The morning sun pierced through the Manhattan smog, casting sharp shadows across the piano keys.
Diana's iPhone, resting on the piano lid, erupted.
The shrill, aggressive ringtone shattered the quiet. It vibrated violently against the wood.
Diana jolted awake, her heart leaping into her throat. She rubbed her numb arm and snatched the phone.
"Hello?"
"What the hell did you do?!"
The hysterical scream of Amanda, the family's Chief PR Director, nearly blew out Diana's eardrum.
"Open Twitter! Right now!" Amanda yelled.
Diana's stomach plummeted. She hung up, her thumb quickly tapping the blue bird icon.
There it was. The number one trending topic in the United States, marked with a glaring red tag:
McConnellFakeHeiress
Diana clicked the hashtag. The top post was an audio file. It was a crystal-clear recording of her voice on the terrace yesterday: "I am the fake. I am the one who was switched at birth."
The account was anonymous. "TruthSeekerNYC."
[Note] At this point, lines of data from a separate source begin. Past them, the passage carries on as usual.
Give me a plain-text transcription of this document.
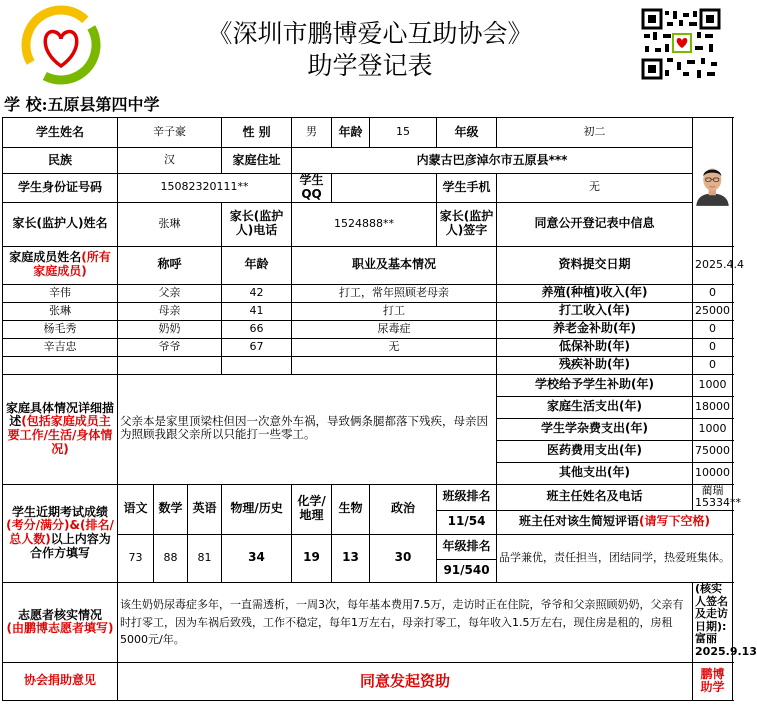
《深圳市鹏博爱心互助协会》
助学登记表
学 校:五原县第四中学
学生姓名	辛子豪			性 别	男	年龄	15	年级	初二	
民族	汉			家庭住址	内蒙古巴彦淖尔市五原县***					
学生身份证号码	15082320111**				学生QQ			学生手机	无	
家长(监护人)姓名	张琳			家长(监护人)电话	1524888**			家长(监护人)签字	同意公开登记表中信息	
家庭成员姓名(所有家庭成员)	称呼			年龄	职业及基本情况				资料提交日期	2025.4.4
辛伟	父亲			42	打工，常年照顾老母亲				养殖(种植)收入(年)	0
张琳	母亲			41	打工				打工收入(年)	25000
杨毛秀	奶奶			66	尿毒症				养老金补助(年)	0
辛吉忠	爷爷			67	无				低保补助(年)	0
									残疾补助(年)	0
家庭具体情况详细描述(包括家庭成员主要工作/生活/身体情况)	父亲本是家里顶梁柱但因一次意外车祸，导致俩条腿都落下残疾，母亲因为照顾我跟父亲所以只能打一些零工。								学校给予学生补助(年)	1000
									家庭生活支出(年)	18000
									学生学杂费支出(年)	1000
									医药费用支出(年)	75000
									其他支出(年)	10000
学生近期考试成绩(考分/满分)&(排名/总人数)以上内容为合作方填写	语文	数学	英语	物理/历史	化学/地理	生物	政治	班级排名	班主任姓名及电话	蔺瑞15334**
								11/54	班主任对该生简短评语(请写下空格)	
	73	88	81	34	19	13	30	年级排名	品学兼优，责任担当，团结同学，热爱班集体。	
								91/540		
志愿者核实情况
(由鹏博志愿者填写)	该生奶奶尿毒症多年，一直需透析，一周3次，每年基本费用7.5万，走访时正在住院，爷爷和父亲照顾奶奶，父亲有时打零工，因为车祸后致残，工作不稳定，每年1万左右，母亲打零工，每年收入1.5万左右，现住房是租的，房租5000元/年。									(核实人签名及走访日期):
富丽
2025.9.13
协会捐助意见	同意发起资助									鹏博助学
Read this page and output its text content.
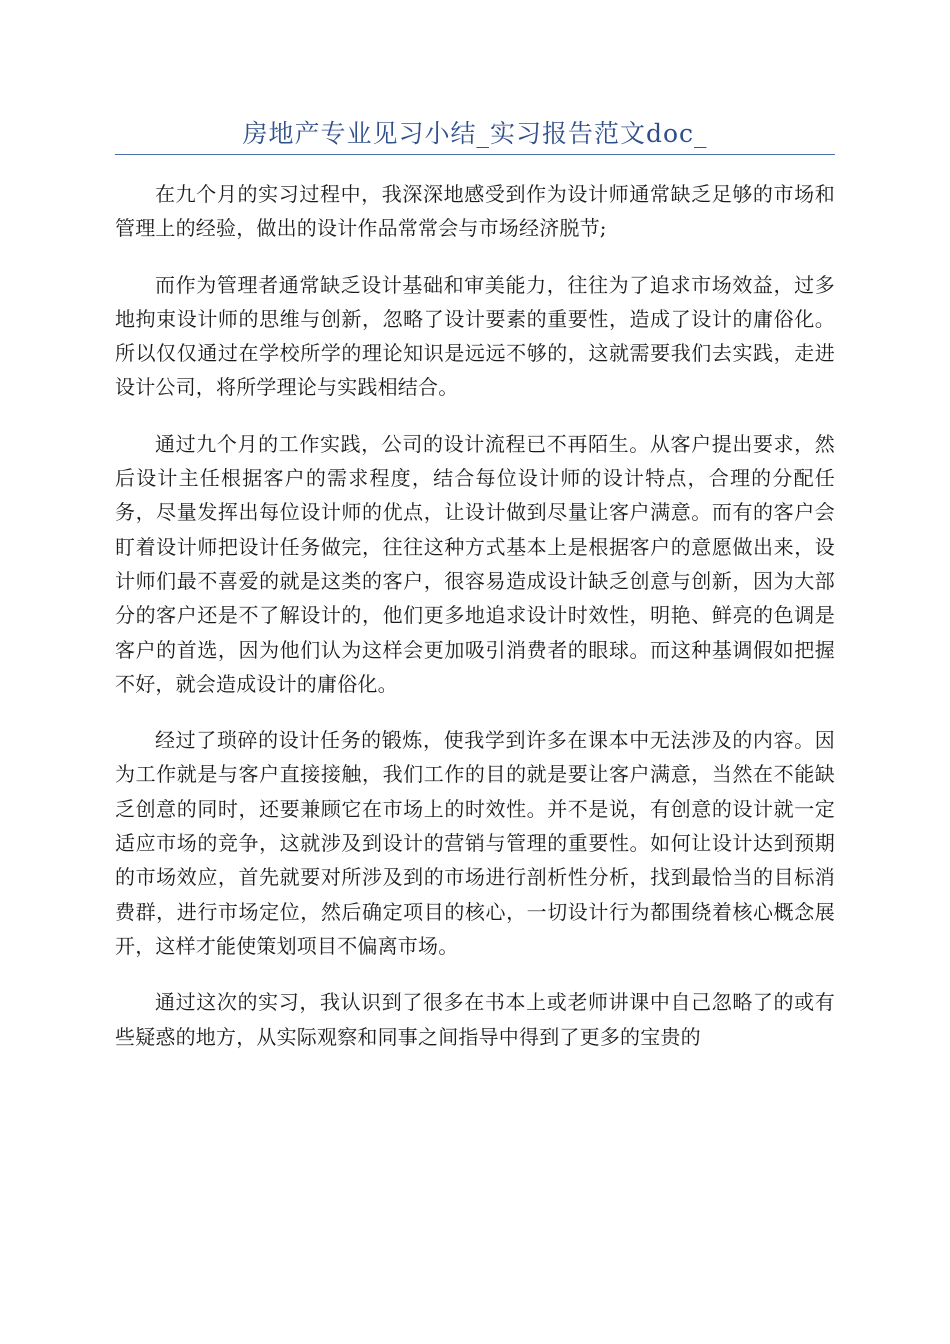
房地产专业见习小结_实习报告范文doc_

在九个月的实习过程中，我深深地感受到作为设计师通常缺乏足够的市场和管理上的经验，做出的设计作品常常会与市场经济脱节;

而作为管理者通常缺乏设计基础和审美能力，往往为了追求市场效益，过多地拘束设计师的思维与创新，忽略了设计要素的重要性，造成了设计的庸俗化。所以仅仅通过在学校所学的理论知识是远远不够的，这就需要我们去实践，走进设计公司，将所学理论与实践相结合。

通过九个月的工作实践，公司的设计流程已不再陌生。从客户提出要求，然后设计主任根据客户的需求程度，结合每位设计师的设计特点，合理的分配任务，尽量发挥出每位设计师的优点，让设计做到尽量让客户满意。而有的客户会盯着设计师把设计任务做完，往往这种方式基本上是根据客户的意愿做出来，设计师们最不喜爱的就是这类的客户，很容易造成设计缺乏创意与创新，因为大部分的客户还是不了解设计的，他们更多地追求设计时效性，明艳、鲜亮的色调是客户的首选，因为他们认为这样会更加吸引消费者的眼球。而这种基调假如把握不好，就会造成设计的庸俗化。

经过了琐碎的设计任务的锻炼，使我学到许多在课本中无法涉及的内容。因为工作就是与客户直接接触，我们工作的目的就是要让客户满意，当然在不能缺乏创意的同时，还要兼顾它在市场上的时效性。并不是说，有创意的设计就一定适应市场的竞争，这就涉及到设计的营销与管理的重要性。如何让设计达到预期的市场效应，首先就要对所涉及到的市场进行剖析性分析，找到最恰当的目标消费群，进行市场定位，然后确定项目的核心，一切设计行为都围绕着核心概念展开，这样才能使策划项目不偏离市场。

通过这次的实习，我认识到了很多在书本上或老师讲课中自己忽略了的或有些疑惑的地方，从实际观察和同事之间指导中得到了更多的宝贵的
The comments were a bloodbath. Thousands of people were tearing her apart, calling her a parasite, a thief, a fraud. Someone had already photoshopped her face onto a rat eating out of a diamond bowl.
Worse, the official Wall Street Journal account had just retweeted the audio with a caption questioning the integrity of the McConnell Group's corporate governance.
Diana quickly tapped open her news aggregator app. The top financial headline screamed at her in bold, unforgiving letters: McConnell Group Faces Catastrophic Trust Crisis Amidst Heiress Scandal; Shares Expected to Plummet at Opening Bell. She didn't need to see the exact numbers to know millions of dollars were about to be wiped out in minutes.
Diana stared at the glaring headline, her jaw clenched tight. This wasn't just Candice posting a video. This was a coordinated, heavily funded smear campaign.
Heavy footsteps thudded outside the music room. The door swung open.
The butler stood there, his face ashen.
"Miss Diana," he said, his voice shaking. "Mr. McConnell is flying back from London. He is furious."
The butler swallowed hard. "And... Mrs. Vance and her son are in the living room. They are demanding to see you immediately."
Diana's fingers tightened around her phone. The Vance family. Her fiancé.
The executioners had arrived.
She stood up, smoothing the wrinkles out of her skirt. Her eyes hardened into cold chips of ice. She walked out the door.